While I’ve not experimented with some forms of business growth, including those that require a bit of creative financial engineering, I would say because of my work in M&A, that even if I haven’t operated a particular niche, that I’ve had the unique experience of looking under the hood of literally dozens of companies–good and bad–to see what makes them tick.
In doing so, I’ve found a few models that I would absolutely love to replicate. Among them, are those operating software-as-a-service businesses where hosting, both individual and enterprise makes up the lion’s share of corporate revenue.
I love the idea of predictable profits. When advising companies who may be struggling, in some cases the costs got wildly out of control because revenue predictability was unstable. In companies looking to grow, costs are often ignored at the expensive of growing the top-line. Moving from growth to stability becomes the hiccup that can tank start-ups looking to edge to the next level. Revenue from SaaS, PaaS or IaaS creates a much more predictable ecosystem for corporate growth.
The nature of today’s risky business environment favors predictability. It helps to lessen the risk burden faced by many companies and management who may be concerned with our fiscal future.
When it comes to scaled cash and cash growth, nothing beats hosting–nothing. With the right infrastructure in place, nearly anything is possible. Here’s a simple for instance. One of the companies I currently advise runs a enterprise-based SaaS solution. They currently have 20K+ hosted nodes running high-definition unstructured data. They’re doing it on five servers each of which has a hardware cost of about $700 each. Talk about return on investment.
Residual Cash Flows
Like real estate, hosting revenues provide a continual stream of residual income.

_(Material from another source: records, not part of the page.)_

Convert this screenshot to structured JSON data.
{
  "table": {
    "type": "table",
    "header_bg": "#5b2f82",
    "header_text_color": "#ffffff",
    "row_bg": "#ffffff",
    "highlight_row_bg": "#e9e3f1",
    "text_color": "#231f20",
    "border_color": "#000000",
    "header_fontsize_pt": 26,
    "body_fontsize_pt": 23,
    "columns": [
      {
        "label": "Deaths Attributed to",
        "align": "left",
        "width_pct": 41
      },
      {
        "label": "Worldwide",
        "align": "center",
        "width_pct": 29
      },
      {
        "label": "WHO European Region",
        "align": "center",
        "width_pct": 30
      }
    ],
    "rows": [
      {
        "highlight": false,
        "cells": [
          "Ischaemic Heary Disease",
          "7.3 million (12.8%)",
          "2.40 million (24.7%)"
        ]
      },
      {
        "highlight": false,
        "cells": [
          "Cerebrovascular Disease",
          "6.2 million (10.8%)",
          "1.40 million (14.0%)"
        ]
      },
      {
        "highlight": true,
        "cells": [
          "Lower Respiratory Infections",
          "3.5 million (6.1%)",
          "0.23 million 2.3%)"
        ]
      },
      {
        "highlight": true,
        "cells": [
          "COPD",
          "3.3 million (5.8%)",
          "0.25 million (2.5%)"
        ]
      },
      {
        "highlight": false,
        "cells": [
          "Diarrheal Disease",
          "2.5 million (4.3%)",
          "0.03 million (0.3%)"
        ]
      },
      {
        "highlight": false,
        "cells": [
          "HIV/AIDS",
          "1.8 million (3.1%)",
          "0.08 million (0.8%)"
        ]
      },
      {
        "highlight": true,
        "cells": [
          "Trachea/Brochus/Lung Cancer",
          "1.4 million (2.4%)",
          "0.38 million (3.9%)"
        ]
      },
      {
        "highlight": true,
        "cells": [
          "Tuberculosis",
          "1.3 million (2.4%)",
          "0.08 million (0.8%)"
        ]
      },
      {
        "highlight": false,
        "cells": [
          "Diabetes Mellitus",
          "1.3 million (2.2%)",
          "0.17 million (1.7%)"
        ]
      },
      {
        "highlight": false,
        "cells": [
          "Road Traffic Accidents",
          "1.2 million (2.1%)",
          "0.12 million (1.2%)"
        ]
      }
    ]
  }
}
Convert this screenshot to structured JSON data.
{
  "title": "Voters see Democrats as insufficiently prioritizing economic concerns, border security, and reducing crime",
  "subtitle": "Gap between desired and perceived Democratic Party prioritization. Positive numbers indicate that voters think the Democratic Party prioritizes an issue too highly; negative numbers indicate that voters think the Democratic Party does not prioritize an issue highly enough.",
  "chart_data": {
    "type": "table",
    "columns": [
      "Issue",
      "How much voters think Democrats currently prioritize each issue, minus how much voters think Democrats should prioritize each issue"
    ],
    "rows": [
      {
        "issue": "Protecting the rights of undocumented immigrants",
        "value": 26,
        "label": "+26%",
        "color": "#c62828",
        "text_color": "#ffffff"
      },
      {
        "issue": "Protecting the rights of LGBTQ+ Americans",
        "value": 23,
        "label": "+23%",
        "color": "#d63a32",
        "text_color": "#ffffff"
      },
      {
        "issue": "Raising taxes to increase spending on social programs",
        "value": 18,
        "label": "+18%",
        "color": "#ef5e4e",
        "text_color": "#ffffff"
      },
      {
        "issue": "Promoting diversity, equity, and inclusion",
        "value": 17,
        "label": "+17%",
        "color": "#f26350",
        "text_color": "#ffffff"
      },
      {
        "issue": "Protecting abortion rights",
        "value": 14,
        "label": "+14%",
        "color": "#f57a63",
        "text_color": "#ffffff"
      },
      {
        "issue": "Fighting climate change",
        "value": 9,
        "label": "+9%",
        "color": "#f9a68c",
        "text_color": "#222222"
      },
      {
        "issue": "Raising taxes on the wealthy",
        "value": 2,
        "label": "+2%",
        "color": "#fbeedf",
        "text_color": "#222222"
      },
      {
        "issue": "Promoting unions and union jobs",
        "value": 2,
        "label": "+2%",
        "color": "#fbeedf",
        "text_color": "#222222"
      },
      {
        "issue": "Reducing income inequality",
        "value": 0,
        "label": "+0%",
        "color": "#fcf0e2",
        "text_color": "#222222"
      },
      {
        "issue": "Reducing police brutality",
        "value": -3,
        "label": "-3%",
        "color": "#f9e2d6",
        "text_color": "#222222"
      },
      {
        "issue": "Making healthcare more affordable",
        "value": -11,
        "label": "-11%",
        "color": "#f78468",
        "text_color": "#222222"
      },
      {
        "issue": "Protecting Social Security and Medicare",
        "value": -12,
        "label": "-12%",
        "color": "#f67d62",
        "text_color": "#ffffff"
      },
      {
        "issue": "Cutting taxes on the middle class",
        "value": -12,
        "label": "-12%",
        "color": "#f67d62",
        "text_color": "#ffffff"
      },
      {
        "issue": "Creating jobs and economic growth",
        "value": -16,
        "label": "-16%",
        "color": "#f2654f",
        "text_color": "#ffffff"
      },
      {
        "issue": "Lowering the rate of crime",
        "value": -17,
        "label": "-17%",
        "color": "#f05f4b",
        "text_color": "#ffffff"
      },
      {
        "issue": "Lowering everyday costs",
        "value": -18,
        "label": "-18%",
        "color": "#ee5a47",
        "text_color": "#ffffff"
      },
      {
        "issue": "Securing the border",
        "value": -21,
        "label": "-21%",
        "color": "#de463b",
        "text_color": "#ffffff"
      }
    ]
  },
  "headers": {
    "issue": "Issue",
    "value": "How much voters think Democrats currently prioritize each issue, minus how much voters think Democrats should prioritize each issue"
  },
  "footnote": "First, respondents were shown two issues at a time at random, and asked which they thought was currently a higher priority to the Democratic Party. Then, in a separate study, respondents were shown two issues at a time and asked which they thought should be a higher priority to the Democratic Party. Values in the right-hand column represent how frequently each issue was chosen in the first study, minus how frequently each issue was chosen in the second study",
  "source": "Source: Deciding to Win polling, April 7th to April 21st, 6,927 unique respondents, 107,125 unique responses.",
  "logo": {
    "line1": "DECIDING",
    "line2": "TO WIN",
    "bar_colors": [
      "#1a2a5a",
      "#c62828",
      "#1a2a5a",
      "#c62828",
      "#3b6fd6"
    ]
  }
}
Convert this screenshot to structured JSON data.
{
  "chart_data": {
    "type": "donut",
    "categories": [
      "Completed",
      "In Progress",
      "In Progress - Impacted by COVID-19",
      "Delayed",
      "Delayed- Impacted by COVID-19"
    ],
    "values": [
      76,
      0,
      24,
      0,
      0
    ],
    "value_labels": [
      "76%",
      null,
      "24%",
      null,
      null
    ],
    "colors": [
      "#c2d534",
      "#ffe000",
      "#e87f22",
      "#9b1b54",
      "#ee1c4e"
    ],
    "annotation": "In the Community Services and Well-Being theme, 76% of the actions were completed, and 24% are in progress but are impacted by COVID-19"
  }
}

When firms look to invest in other markets that may be outside the initial wheelhouse of some form of cloud hosting, they can point to such hosting contracts as a viable stream from which to borrow against. In fact, I can think of two corporate finance firms that I’ve met with recently that provide bridge loans, direct asset purchases loans and large debt financing rounds thanks to the large residual cash flows coming into the business. This is a massive benefit to companies looking for quick cash without having to forfeit equity to do so. A great example is a SaaS or PaaS-based company with long-term contract with the United States Military. The contract will certainly involve an upfront cost that may be prohibitive to the company, but for which the eventual income on the back-end makes the project extremely enticing.
Getting a great interest rate from non-bank lenders (unfortunately, banks have been hesitant of late to provide financing in some of these types of unique situations) is much more easy when you’ve a predictable “contract-based” income stream from hosting revenues or something similar. Residual cash flows that are highly-predictable also makes corporate valuation that much easier because such streams can be more easily discounted.
The features previously mentioned help to contribute to strong multiples for business valuations in this space. Strong multiples means a greater payout or bang-for-your-buck when it comes time to sell the business. In short, investors–both strategic and financial–typically pay a premium for companies with all the other features mentioned above.
Perhaps one of the greatest reasons I love SaaS business models is the fact that they include all the elements of the new digital economy: finance, technology, marketing and operations into a single one-stop-shop. What’s your favorite business model?